Thursday, November 16, 2006

We're All Naked Underneath Our Clothes

I spend at least two hours on the bus/metro every day. Today was longer because of a traffic jam on Rua Atlântica, which made the commute take an extra 30 minutes. It affords me a lot of time for idle introspection and people-watching, and occasionally reading, if I feel the need to compete with the bumpiness.

You see yourself a lot on the subway - catch yourself in reflections whenever you pass through dark tunnels. I caught myself staring at myself today on the way home. I couldn't help but notice my outfit (black shirt, brown capris) and wonder what would happen if I rode the subway in a bikini. How many times would it take before I stopped feeling naked and self-conscious? Men here jog in speedos, you know. They manage to create pseudo-pockets where I thought none could exist, and somehow carry their cell phone and keys while jogging along. They also walk around, ride the bus, and go grocery shopping in speedos, on a related note. And the weather is picking up, so I suppose I'll see even more of this.

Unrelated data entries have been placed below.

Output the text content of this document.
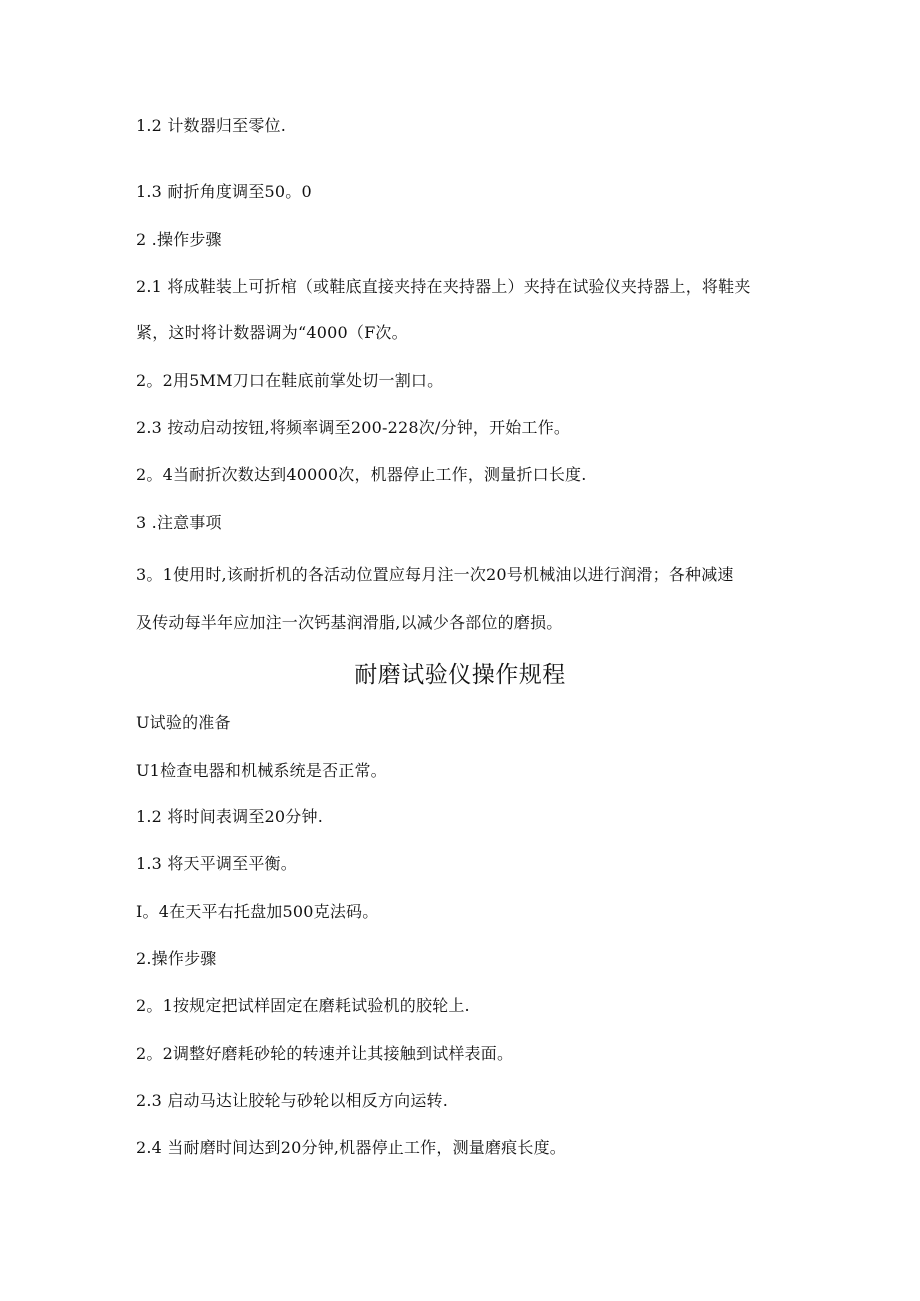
1.2 计数器归至零位.
1.3 耐折角度调至50。0
2 .操作步骤
2.1 将成鞋装上可折棺（或鞋底直接夹持在夹持器上）夹持在试验仪夹持器上，将鞋夹
紧，这时将计数器调为“4000（F次。
2。2用5MM刀口在鞋底前掌处切一割口。
2.3 按动启动按钮,将频率调至200-228次/分钟，开始工作。
2。4当耐折次数达到40000次，机器停止工作，测量折口长度.
3 .注意事项
3。1使用时,该耐折机的各活动位置应每月注一次20号机械油以进行润滑；各种减速
及传动每半年应加注一次钙基润滑脂,以减少各部位的磨损。
耐磨试验仪操作规程
U试验的准备
U1检查电器和机械系统是否正常。
1.2 将时间表调至20分钟.
1.3 将天平调至平衡。
I。4在天平右托盘加500克法码。
2.操作步骤
2。1按规定把试样固定在磨耗试验机的胶轮上.
2。2调整好磨耗砂轮的转速并让其接触到试样表面。
2.3 启动马达让胶轮与砂轮以相反方向运转.
2.4 当耐磨时间达到20分钟,机器停止工作，测量磨痕长度。
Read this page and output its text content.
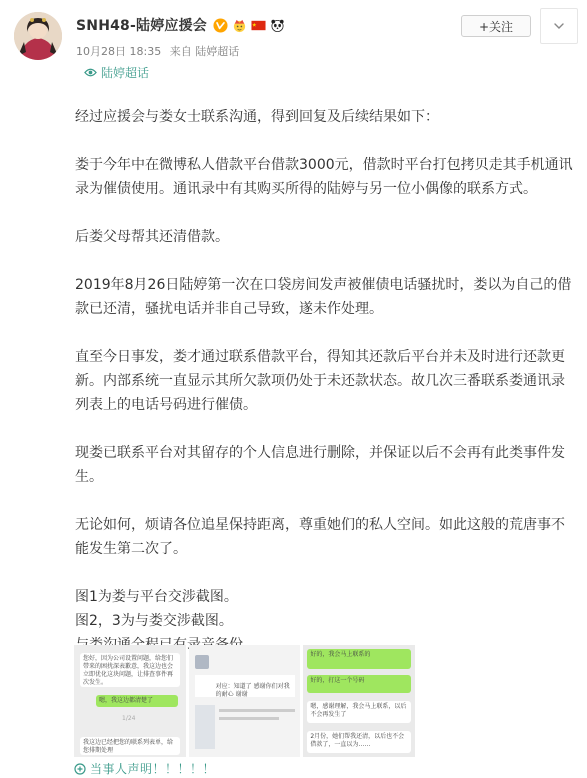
SNH48-陆婷应援会
10月28日 18:35 来自 陆婷超话
陆婷超话
+关注

经过应援会与娄女士联系沟通，得到回复及后续结果如下：

娄于今年中在微博私人借款平台借款3000元，借款时平台打包拷贝走其手机通讯录为催债使用。通讯录中有其购买所得的陆婷与另一位小偶像的联系方式。

后娄父母帮其还清借款。

2019年8月26日陆婷第一次在口袋房间发声被催债电话骚扰时，娄以为自己的借款已还清，骚扰电话并非自己导致，遂未作处理。

直至今日事发，娄才通过联系借款平台，得知其还款后平台并未及时进行还款更新。内部系统一直显示其所欠款项仍处于未还款状态。故几次三番联系娄通讯录列表上的电话号码进行催债。

现娄已联系平台对其留存的个人信息进行删除，并保证以后不会再有此类事件发生。

无论如何，烦请各位追星保持距离，尊重她们的私人空间。如此这般的荒唐事不能发生第二次了。

图1为娄与平台交涉截图。

图2，3为与娄交涉截图。

您好，因为公司设置问题，给您们带来的困扰深表歉意，我这边也会立即优化这块问题，让排查事件再次发生。
嗯，我这边都清楚了
1/24
我这边已经把您的联系列表单，给您排期处理
对应：知道了 感谢你们对我的耐心 谢谢
好的，我会马上联系的
好的，打这一个号码
嗯，感谢理解，我会马上联系，以后不会再发生了
2月份，她们帮我还清，以后也不会借款了，一直以为……
当事人声明！！！！！
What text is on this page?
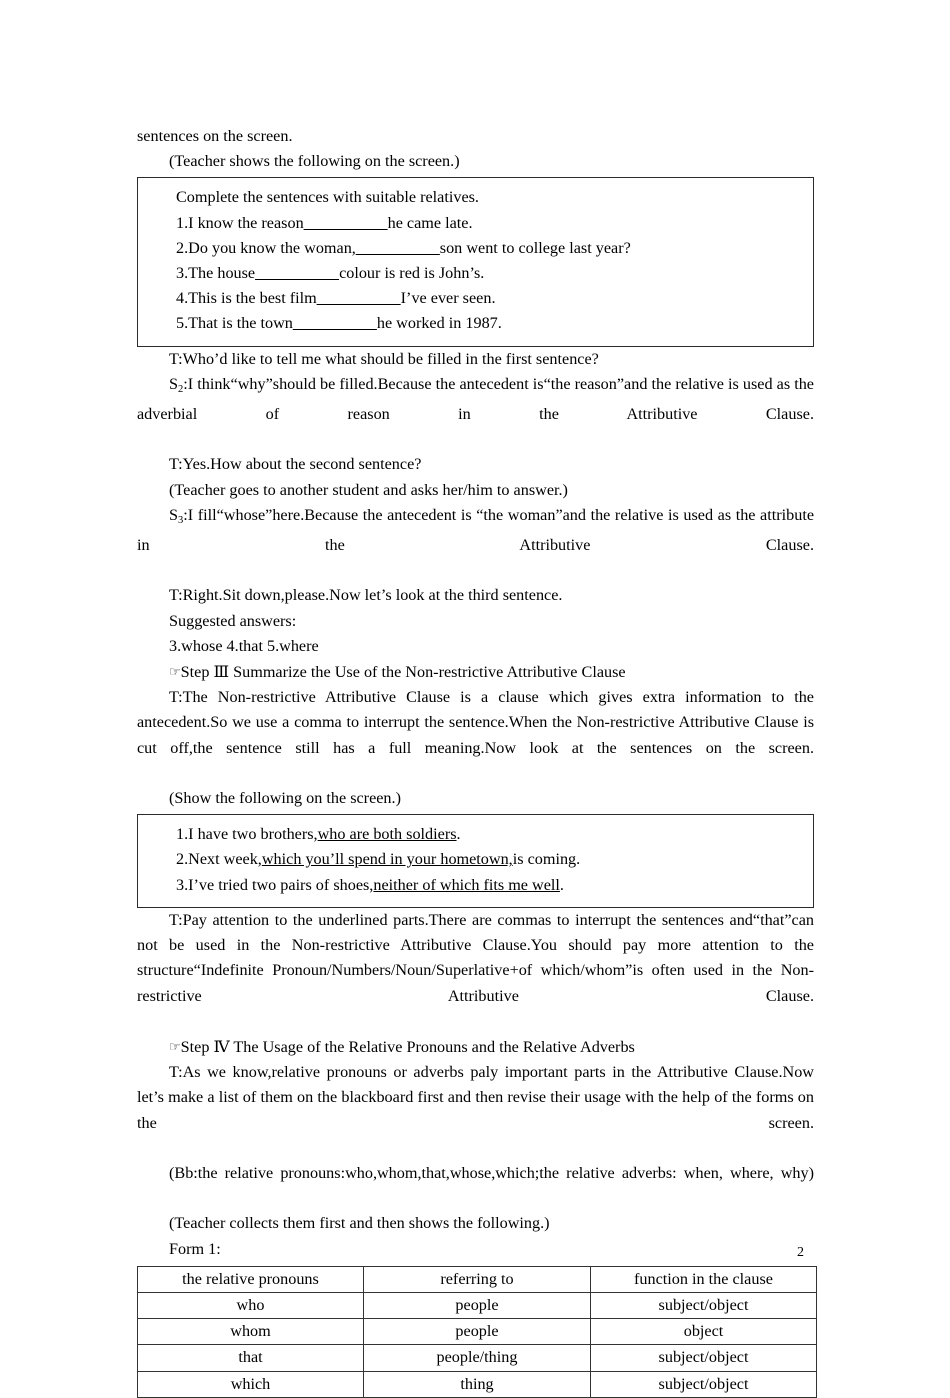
sentences on the screen.

(Teacher shows the following on the screen.)

Complete the sentences with suitable relatives.

1.I know the reason__________he came late.

2.Do you know the woman,__________son went to college last year?

3.The house__________colour is red is John’s.

4.This is the best film__________I’ve ever seen.

5.That is the town__________he worked in 1987.

T:Who’d like to tell me what should be filled in the first sentence?

$S_2:I$ think“why”should be filled.Because the antecedent is“the reason”and the relative is used as the adverbial of reason in the Attributive Clause.

T:Yes.How about the second sentence?

(Teacher goes to another student and asks her/him to answer.)

$S_3:I$ fill“whose”here.Because the antecedent is “the woman”and the relative is used as the attribute in the Attributive Clause.

T:Right.Sit down,please.Now let’s look at the third sentence.

Suggested answers:

3.whose 4.that 5.where

☞Step Ⅲ Summarize the Use of the Non-restrictive Attributive Clause

T:The Non-restrictive Attributive Clause is a clause which gives extra information to the antecedent.So we use a comma to interrupt the sentence.When the Non-restrictive Attributive Clause is cut off,the sentence still has a full meaning.Now look at the sentences on the screen.

(Show the following on the screen.)

1.I have two brothers,who are both soldiers.

2.Next week,which you’ll spend in your hometown,is coming.

3.I’ve tried two pairs of shoes,neither of which fits me well.

T:Pay attention to the underlined parts.There are commas to interrupt the sentences and“that”can not be used in the Non-restrictive Attributive Clause.You should pay more attention to the structure“Indefinite Pronoun/Numbers/Noun/Superlative+of which/whom”is often used in the Non-restrictive Attributive Clause.

☞Step Ⅳ The Usage of the Relative Pronouns and the Relative Adverbs

T:As we know,relative pronouns or adverbs paly important parts in the Attributive Clause.Now let’s make a list of them on the blackboard first and then revise their usage with the help of the forms on the screen.

(Bb:the relative pronouns:who,whom,that,whose,which;the relative adverbs: when, where, why)

(Teacher collects them first and then shows the following.)

Form 1:

the relative pronouns	referring to	function in the clause
who	people	subject/object
whom	people	object
that	people/thing	subject/object
which	thing	subject/object
2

I'm beginning to feel anxious. In two days, I'll have only a month left here. I know I'm the one who planned on coming back in December, and surely I'll be able to find a job somewhere, but change, as always, scares me. You'd think I'd be getting used to it, and maybe I am, but it's a nice place, Rio, and I wouldn't mind staying longer, and more than anything right now I think I just need to put down some roots and stand a little still. Standing still on the subway everyday is useless if the rest of my life is spent running around.